Go back to the GitHub repository, and in Testing the deployment, follow the steps in the sections Upload file to Amazon S3 buckets and Lookup CloudFront distribution DNS. Come back to this post once you have completed those steps.

Now that the CLOUD_FRONT_DNS variable is set in your terminal, you can run the first test. Make an HTTP request using the cURL command line tool.


Depending on the latency-based routing from your device, you should receive the following response text.

hello from s3 bucket "<BUCKET-ONE-NAME-HERE>"/"<BUCKET-TWO-NAME-HERE>"

At this point, you validated the deployed solution. CloudFront served index.html from the origin using the S3 Multi-Region Access Points.

The next test is to validate that the response text, in particular the S3 bucket name in the response, is the one you would expect. In order to achieve that, the client request should be as close as possible to the Region where the S3 buckets you added to the S3 Multi-Region Access Points.

One way to achieve this is to use AWS CloudShell. CloudShell is a browser-based shell that makes it easy to securely manage, explore, and interact with your AWS resources. For the purposes of this post, CloudShell comes preinstalled with cURL, and you can open it in each AWS Region where you have S3 buckets. Using CloudShell will help to simulate a client being geographically closest to each of the AWS Regions.

Back in the terminal where you exported the CLOUD_FRONT_DNS environment variable, run the following command to get the full cURL request command as the output that you can then use to run inside the CloudShell.

echo "curl ${CLOUD_FRONT_DNS}"

Note: To learn how to launch CloudShell and select Regions, refer to the documentation on launching AWS CloudShell.

In the AWS Management Console:

  1. Launch CloudShell.
  2. Select the Region where your first S3 bucket is located.
  3. Run the full cURL command that you received as the output from the most recent command.
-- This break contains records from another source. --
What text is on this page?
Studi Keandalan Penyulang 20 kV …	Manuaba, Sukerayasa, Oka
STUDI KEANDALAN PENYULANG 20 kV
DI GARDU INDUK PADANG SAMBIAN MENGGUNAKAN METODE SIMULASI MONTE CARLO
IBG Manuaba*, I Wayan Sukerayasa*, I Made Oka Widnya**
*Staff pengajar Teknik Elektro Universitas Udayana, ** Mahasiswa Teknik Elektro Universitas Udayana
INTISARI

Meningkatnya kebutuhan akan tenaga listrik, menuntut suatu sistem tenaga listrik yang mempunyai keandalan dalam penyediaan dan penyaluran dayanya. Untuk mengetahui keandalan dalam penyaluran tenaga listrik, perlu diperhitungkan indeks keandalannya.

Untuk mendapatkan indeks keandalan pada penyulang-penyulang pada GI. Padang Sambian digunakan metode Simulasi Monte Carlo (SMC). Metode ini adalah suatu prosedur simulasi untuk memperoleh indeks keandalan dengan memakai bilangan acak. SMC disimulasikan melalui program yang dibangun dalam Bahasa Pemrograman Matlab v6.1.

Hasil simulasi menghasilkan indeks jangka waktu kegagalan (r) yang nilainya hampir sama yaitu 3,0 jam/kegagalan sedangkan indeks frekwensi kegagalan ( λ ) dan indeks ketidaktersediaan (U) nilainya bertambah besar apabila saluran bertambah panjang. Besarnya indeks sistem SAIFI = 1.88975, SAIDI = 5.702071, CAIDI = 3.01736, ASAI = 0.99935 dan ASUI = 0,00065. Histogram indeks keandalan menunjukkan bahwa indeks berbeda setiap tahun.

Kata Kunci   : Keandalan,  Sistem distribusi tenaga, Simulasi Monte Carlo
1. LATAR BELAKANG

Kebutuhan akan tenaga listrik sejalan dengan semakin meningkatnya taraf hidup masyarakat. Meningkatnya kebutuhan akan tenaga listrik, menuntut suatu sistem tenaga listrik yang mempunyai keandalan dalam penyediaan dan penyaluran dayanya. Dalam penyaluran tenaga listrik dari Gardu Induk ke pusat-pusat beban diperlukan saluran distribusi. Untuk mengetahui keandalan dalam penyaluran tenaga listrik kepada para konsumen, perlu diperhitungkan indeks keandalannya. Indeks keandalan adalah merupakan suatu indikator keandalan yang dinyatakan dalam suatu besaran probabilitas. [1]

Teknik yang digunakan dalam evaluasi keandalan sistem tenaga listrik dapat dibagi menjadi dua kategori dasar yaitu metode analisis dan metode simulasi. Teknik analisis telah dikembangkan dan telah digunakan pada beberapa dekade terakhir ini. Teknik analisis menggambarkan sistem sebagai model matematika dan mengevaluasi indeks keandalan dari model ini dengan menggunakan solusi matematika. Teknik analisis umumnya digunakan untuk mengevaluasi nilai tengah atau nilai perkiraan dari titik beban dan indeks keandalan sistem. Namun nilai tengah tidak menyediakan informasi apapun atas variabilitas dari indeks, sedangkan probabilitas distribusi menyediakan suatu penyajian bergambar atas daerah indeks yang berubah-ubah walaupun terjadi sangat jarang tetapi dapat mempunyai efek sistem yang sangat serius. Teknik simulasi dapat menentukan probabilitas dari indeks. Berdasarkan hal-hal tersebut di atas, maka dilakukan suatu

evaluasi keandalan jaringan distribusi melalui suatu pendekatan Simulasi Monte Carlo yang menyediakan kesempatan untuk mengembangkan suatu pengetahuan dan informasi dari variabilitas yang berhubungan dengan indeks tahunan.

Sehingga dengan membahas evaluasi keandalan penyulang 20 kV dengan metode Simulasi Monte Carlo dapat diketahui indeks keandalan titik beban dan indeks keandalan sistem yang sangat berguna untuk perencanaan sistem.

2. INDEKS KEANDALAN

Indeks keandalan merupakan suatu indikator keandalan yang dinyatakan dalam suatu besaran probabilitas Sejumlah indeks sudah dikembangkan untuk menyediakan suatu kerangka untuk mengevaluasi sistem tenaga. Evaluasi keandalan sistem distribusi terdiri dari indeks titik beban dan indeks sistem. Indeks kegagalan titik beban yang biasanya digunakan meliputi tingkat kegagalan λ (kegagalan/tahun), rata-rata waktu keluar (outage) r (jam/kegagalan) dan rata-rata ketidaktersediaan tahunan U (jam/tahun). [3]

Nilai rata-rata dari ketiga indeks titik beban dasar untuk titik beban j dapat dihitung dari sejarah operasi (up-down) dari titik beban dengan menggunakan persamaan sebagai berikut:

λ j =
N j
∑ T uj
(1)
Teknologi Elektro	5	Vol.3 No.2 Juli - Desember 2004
Observe the response text.
  4. Select the Region where your second S3 bucket is located.
  5. Run the full cURL command again. Observe the response text.

When you ran the cURL command from the Region where your first S3 bucket is located, you should have received response text.

hello from s3 bucket "<BUCKET-ONE-NAME-HERE>"

When you repeated this by running the cURL command from the Region where your second S3 bucket is located, you should have received response text.

Note: Even though this test tries to simulate the latency-based behavior by using CloudShell in the same Region as the S3 bucket, keep in mind that there is no client stickiness or affinity to a particular Region behind an Amazon S3 Multi-Region Access Point.

hello from s3 bucket "<BUCKET-TWO-NAME-HERE>"

With this test, you validated that the S3 Multi-Region Access Points indeed route the request to the S3 bucket with the lowest network latency.

Cleaning up

After you’ve tested the solution, you can clean up all the created AWS resources by deleting the CloudFormation stack. To delete the CloudFormation stack, follow the steps in the Cleanup section.


In this post, I showed you how you can use Amazon CloudFront with Amazon S3 Multi-Region Access Points to achieve a multi-Region active-active setup for your applications to further optimize the performance of your application and deliver assets from your S3 buckets with the best possible performance. You used CloudFront to route the request from the client to the edge, and S3 Multi-Region Access Points to further route the request from the edge location to the origin. In using CloudShell, you tested the latency-based routing by simulating a client being closest to each of the Regions that are added to the S3 Multi-Region Access Points. Using this solution, you optimize the performance of your applications to deliver the best possible experience to your end users.